Because I’m recording this in February 2021, let’s look at the 5.7 project board to get a sense of how this is set up. To do this, I’ll go back to the main repository page. From there, I’ll head to Projects. Finally, you can see this board at the top, WordPress 5.7 Must Haves. As you can see from the start there are various columns to group issues based on what stage of work it’s in. Whether it’s to do or in progress, or if it needs review, or if it’s being completed. If you’re trying to track keep track of a specific project, this is a great way to stay on top of what’s happening. It’s a bonus tip, you can also use the “Filter Cards” field to search for specific issues.

To close out this course, let’s go over some extra tips and tricks to make the most of using GitHub. At a glance, here are the tips and tricks I’ll go over: checking closed issues and prs; reviewing pinned issues; subscribing to issues and PRs; checking the overview label. Let’s dig into each on GitHub now.
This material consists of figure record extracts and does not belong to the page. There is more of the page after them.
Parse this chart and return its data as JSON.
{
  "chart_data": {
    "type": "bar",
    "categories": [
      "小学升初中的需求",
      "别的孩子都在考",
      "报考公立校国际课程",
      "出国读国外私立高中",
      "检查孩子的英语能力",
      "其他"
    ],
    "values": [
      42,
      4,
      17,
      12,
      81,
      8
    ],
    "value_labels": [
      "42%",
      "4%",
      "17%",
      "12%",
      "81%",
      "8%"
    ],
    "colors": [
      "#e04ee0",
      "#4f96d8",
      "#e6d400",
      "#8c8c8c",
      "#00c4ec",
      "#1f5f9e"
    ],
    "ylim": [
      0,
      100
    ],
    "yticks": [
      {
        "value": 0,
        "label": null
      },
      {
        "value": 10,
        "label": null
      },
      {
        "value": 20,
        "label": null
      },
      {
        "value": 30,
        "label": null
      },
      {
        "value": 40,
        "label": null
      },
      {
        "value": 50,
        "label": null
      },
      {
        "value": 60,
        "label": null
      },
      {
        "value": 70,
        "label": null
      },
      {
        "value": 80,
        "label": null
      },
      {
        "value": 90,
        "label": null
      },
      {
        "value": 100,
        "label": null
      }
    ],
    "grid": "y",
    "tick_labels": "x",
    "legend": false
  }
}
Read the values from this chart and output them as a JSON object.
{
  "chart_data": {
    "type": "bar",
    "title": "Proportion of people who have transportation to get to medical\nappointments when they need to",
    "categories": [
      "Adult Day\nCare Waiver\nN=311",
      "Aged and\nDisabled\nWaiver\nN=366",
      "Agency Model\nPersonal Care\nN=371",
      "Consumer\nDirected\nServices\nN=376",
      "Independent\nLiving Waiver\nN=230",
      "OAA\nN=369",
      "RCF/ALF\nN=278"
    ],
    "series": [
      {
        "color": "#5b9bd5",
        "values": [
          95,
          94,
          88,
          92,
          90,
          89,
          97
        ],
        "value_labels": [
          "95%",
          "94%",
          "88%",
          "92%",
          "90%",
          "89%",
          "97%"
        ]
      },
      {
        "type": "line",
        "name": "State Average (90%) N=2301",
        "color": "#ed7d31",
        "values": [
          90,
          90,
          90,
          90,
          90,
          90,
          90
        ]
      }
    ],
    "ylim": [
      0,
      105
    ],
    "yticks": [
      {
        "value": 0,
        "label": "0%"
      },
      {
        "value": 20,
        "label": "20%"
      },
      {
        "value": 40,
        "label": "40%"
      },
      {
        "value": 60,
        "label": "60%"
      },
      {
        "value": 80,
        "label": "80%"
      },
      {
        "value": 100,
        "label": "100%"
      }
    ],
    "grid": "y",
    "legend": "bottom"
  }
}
The first one you’ll probably find familiar.

As mentioned before, you can change the search parameter to see both open and closed issues, or to see all. I find this is really helpful, especially if you’re looking for context on a previous decision. The easiest way to remove this is to remove the is:open. From there if you need to, you can search just closed, just open or again, remove the parameter all together to see all issues. From there, you can search whatever you’d like, use labels, check projects, check milestones, and even sort.

Next up, let’s check out the pinned issues. You can find these here. I find these are particularly helpful, because anything that’s pinned tends to be relevant for everyone. For example, site at any milestones reflects the current priorities of the Gutenberg project. Let’s click on it now.

For the next tip or trick, I’m going to go over subscribing to issues or PRs. Mind you, in order to subscribe, you have to have a GitHub account. This is where it’s also really helpful to have an account set up. As you can see, there’s a notification section over here. I’m already subscribed to this issue, but let’s pretend I’m not. All I have to do is hit subscribe and I can get instant notifications about any updates to this issue. You can also go a step further and go into GitHub notification settings to set what notifications you’d like. In this case, I like to get email notifications, but someone else might want browser notifications.

For the final tip or trick, we’re going to look at a specific label. It’s called the Overview label. This is a very high priority and important label as it often covers the most comprehensive issues. I’ll scroll down briefly so you can get a sense. To start there’s only 31 open even though there’s almost 3000 issues. So you can see this is a very rarely used label, and often one for bigger projects. I highly recommend digging through these if you want to get a sense of past discussions, decisions, or future work coming up.

We’ve reached the end of this course. This should help set you up for success for using GitHub to stay up to date on the Gutenberg project and to find ways to participate. Thanks for being interested and I hope to see you in the repository.